Author Disclosure and Ghostwriting
Barbara Wirostko, MD, is the cofounder and Chief Scientific Officer of Jade Therapeutics. Glenn D. Prestwich, PhD, is the inventor of the CMHA-S technology and a consultant to BioTime, SentrX, and Jade Therapeutics. Brenda K. Mann, PhD, is the Vice President of R&D for SentrX and a consultant to Jade Therapeutics. David L. Williams, MA, VetMD, PhD, FRCVS, is a consultant and advisor to SentrX. The authors were responsible for all writing, content preparation, and review of this article. There was no ghostwriting.
About the Authors
Barbara Wirostko, MD, is cofounder and Chief Scientific Officer of Jade Therapeutics, Salt Lake City, UT. Dr. Wirostko maintains an academic position as a Clinical Adjunct Associate Professor in Ophthalmology and as Adjunct Associate Professor in the Department of Bioengineering at the University of Utah. She completed her glaucoma fellowship at Cornell University, NY and received her Ophthalmology training as well as her MD at Columbia University, College of Physicians and Surgeons in NY. She is an active member and fellow of the American Academy of Ophthalmology, ARVO, Women in Ophthalmology, and local state societies.
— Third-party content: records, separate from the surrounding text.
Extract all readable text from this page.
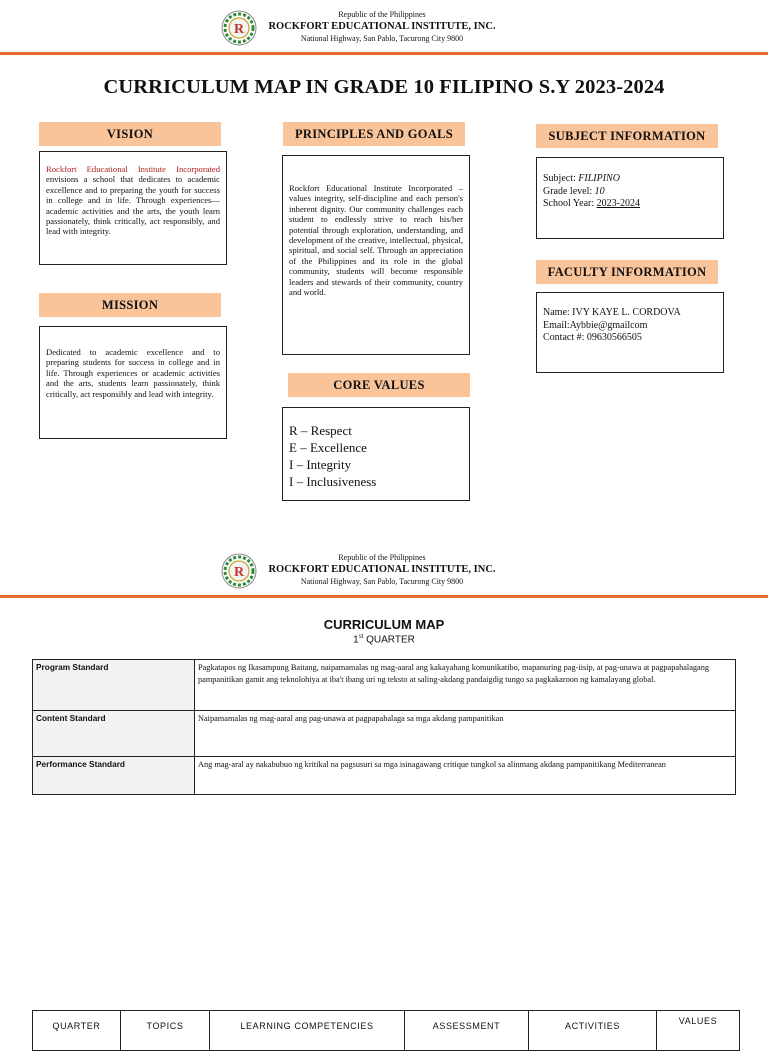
R
Republic of the Philippines
ROCKFORT EDUCATIONAL INSTITUTE, INC.
National Highway, San Pablo, Tacurong City 9800
CURRICULUM MAP IN GRADE 10 FILIPINO S.Y 2023-2024
VISION
Rockfort Educational Institute Incorporated envisions a school that dedicates to academic excellence and to preparing the youth for success in college and in life. Through experiences—academic activities and the arts, the youth learn passionately, think critically, act responsibly, and lead with integrity.
MISSION
Dedicated to academic excellence and to preparing students for success in college and in life. Through experiences or academic activities and the arts, students learn passionately, think critically, act responsibly and lead with integrity.
PRINCIPLES AND GOALS
Rockfort Educational Institute Incorporated – values integrity, self-discipline and each person's inherent dignity. Our community challenges each student to endlessly strive to reach his/her potential through exploration, understanding, and development of the creative, intellectual, physical, spiritual, and social self. Through an appreciation of the Philippines and its role in the global community, students will become responsible leaders and stewards of their community, country and world.
CORE VALUES
R – Respect
E – Excellence
I – Integrity
I – Inclusiveness
SUBJECT INFORMATION
Subject: FILIPINO
Grade level: 10
School Year: 2023-2024
FACULTY INFORMATION
Name: IVY KAYE L. CORDOVA
Email:Aybbie@gmailcom
Contact #: 09630566505
R
Republic of the Philippines
ROCKFORT EDUCATIONAL INSTITUTE, INC.
National Highway, San Pablo, Tacurong City 9800
CURRICULUM MAP
1st QUARTER
Program Standard	Pagkatapos ng Ikasampung Baitang, naipamamalas ng mag-aaral ang kakayahang komunikatibo, mapanuring pag-iisip, at pag-unawa at pagpapahalagang pampanitikan gamit ang teknolohiya at iba't ibang uri ng teksto at saling-akdang pandaigdig tungo sa pagkakaroon ng kamalayang global.
Content Standard	Naipamamalas ng mag-aaral ang pag-unawa at pagpapahalaga sa mga akdang pampanitikan
Performance Standard	Ang mag-aral ay nakabubuo ng kritikal na pagsusuri sa mga isinagawang critique tungkol sa alinmang akdang pampanitikang Mediterranean
QUARTER	TOPICS	LEARNING COMPETENCIES	ASSESSMENT	ACTIVITIES	VALUES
Brenda K. Mann, PhD, is Vice President for Research & Development at SentrX Animal Care. She is a Research Associate Professor in the Department of Bioengineering at the University of Utah. She was a founding faculty member of the Keck Graduate Institute of Applied Life Sciences, and now serves on its Advisory Council. Dr. Mann is also a member of the External Advisory Board for the Department of Bioengineering at the University of Louisville, and has served as Director of the Salt Lake Valley Science and Engineering Fair since 2006. Glenn D. Prestwich, PhD, is Presidential Professor of Medicinal Chemistry and launched and directs the Entrepreneurial Faculty Program at the University of Utah. He cofounded eight life science start-ups, including Echelon Biosciences, Sentrx Animal Care, Glycosan BioSystems, and GlycoMira. During his 37 years as a faculty member, he has published more than 600 technical papers and book chapters and 30 issued patents, and has trained more than 125 postgraduate scientists. David L. Williams, MA, VetMD, PhD, FRCVS, qualified from the Department of Veterinary Medicine at the University of Cambridge in 1988. He worked at the Animal Health Trust (AHT) in Newmarket before undertaking a PhD at the Royal Veterinary College (RVC) in London. He is associate lecturer at Cambridge, running the ophthalmology clinic. Dr. Williams teaches pathology in St John's College, where he is a fellow and director of studies in veterinary medicine. He also lectures in animal welfare and ethics.